Late last month, the New York State Insurance Fund (NYSIF) filed a complaint against one of the Westchester County’s largest trash haulers, R & S Waste, LLC, charging the multi-million dollar firm with running up a tab of over $783,000, after it failed to pay the premium on its workers’ compensation insurance policy for the four-year period between 2012 and 2016.

Owned by Joseph Spiezio III, a close ally of Mount Vernon Mayor Richard Thomas, who has been under fire ever since he appointed the deep-pocketed backer of his successful dark-horse campaign to the position of Deputy Police Commissioner, the spillover from the suspension of the New Rochelle-based firm’s insurance policy could extend well beyond the firm’s fortune before it’s all done.
While Spiezio operates a network of firms that stretch across the nation, raking in millions annually from waste hauling contracts he has with dozens of municipalities, R & S Waste is also a major provider of waste hauling services in the Lower Hudson Valley. Not only does the firm do pickups for residents and business in several municipalities here in the county—including the city where he is ensconced as Deputy Police Commissioner—it also hauls trash for the county government.

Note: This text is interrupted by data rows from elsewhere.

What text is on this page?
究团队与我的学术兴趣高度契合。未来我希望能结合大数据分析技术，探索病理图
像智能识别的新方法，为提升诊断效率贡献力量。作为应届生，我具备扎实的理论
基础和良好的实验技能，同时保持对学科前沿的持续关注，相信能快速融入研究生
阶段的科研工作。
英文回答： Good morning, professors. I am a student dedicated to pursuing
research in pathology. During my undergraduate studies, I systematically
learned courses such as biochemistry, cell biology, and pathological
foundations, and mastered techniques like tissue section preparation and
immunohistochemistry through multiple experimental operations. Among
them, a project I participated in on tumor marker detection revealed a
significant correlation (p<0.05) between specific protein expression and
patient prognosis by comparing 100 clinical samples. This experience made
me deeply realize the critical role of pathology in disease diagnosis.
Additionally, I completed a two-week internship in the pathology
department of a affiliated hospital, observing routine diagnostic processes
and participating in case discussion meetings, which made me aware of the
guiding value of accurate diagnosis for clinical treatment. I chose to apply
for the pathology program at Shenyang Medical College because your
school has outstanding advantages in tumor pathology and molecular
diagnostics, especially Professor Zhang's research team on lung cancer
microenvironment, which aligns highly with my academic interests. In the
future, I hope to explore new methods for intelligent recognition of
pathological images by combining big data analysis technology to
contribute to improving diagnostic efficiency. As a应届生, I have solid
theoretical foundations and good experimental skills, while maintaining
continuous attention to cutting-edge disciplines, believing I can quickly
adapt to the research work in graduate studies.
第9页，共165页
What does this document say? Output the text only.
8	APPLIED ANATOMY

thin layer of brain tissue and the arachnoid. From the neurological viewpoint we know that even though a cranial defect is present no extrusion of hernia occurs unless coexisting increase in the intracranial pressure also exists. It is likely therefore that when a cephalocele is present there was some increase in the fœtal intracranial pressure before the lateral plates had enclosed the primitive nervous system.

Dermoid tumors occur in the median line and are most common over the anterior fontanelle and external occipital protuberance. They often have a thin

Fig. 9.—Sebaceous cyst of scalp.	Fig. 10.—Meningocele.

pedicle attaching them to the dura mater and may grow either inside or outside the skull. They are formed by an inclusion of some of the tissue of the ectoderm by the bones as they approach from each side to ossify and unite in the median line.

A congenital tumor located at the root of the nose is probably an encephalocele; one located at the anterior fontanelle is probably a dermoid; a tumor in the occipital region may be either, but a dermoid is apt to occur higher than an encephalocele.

On more than one occasion, Spiezio has been accused by local rivals of unfair business practices. However, his knack for turning trash into treasure appears to have shielded him from closer scrutiny by authorities in White Plains.
Since 2012, R & S Waste has been awarded at least $3.5 million in municipal contracts by county officials. Earlier this year, at the February meeting of the County’s Board of Acquisition and Contract, County Executive Rob Astorino moved a motion to approve a contract that added another $1.6 million dollars to R & S’s coffers.
Now, the NYSIF suit raises questions as to whether Speizio’s firm was in compliance with state and county laws when he was awarded the lucrative contracts, and whether the regulators of the county’s Solid Waste Commission properly vetted his application for the license.
According to the complaint filed by the NYSIF, at the same time the county executive, commissioners and legislatures were awarding R & S one municipal contract after another, the hauler was welching on its obligation to pay its monthly insurance premium. Given NYSIF’s assertion that R & S hasn’t paid its premiums for the past four years, it begs the question as to why the firm’s hauling license wasn’t suspended, if not revoked altogether, some time ago.
Businesses in the state of New York are required, with few exceptions, to provide workmen’s compensation insurance coverage for all its employees. What’s more, the law calls for stiff financial penalties when businesses let their insurance coverage lapse.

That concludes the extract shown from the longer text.